If you remember, our company made the fully-featured Sitecore JSS SDK for Astro. I go through the attributes described for Sitecore's headless approach. And they didn’t work. (To be honest, the Analytics signal would work, but it wasn’t enabled for the demo website). It wasn’t intentional, it is just how the Astro approach works. If you want a secure, blazing-fast, and undetectable Sitecore-based website, we have a good option for you, feel free to contact us!

Conclusion

Now we know, that Sitecore headless website detection is still a piece of cake. If developers don’t make any effort to hide it then it is detectable. We don’t know anything about how BuiltWith make their detection. I checked a few Sitecore headless websites and it worked fine for them. It is always up to you to trust or not their statistics. But, the reason for dropping the count of Sitecore websites isn’t in hard detection for Sitecore headless sites. It could be a drop in the count of websites, mistakes in detection on the BuiltWith site, previous wrong detections of sites, or anything else. However, it is not the inability to detect Sitecore headless sites.

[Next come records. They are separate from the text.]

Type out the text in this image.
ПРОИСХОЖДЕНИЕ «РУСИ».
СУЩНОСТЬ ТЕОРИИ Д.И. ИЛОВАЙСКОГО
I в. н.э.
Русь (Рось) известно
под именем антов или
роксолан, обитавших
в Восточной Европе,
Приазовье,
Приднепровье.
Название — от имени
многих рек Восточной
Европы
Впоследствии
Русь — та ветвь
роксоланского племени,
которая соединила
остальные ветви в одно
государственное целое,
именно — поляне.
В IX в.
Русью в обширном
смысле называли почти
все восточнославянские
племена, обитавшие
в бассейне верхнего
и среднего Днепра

And I remind you about our statistics for Sitecore headless SDK usage. Usage of Sitecore JSS SDK grows! Next.js crossed 100k installations over a month and added 75% over the last year. Does that mean that Sitecore usage grows? Not necessary, it is just another statistic. You need to gather information from different sources and build a holistic picture for yourself.

Update from 8 of August 2024

I got a response from Gary Brewer, the founder of BuiltWith. Some of the approaches described in the article will be added to the detection algorithm. Sitecore detection by BuiltWith will become more accurate. Thanks, Gary!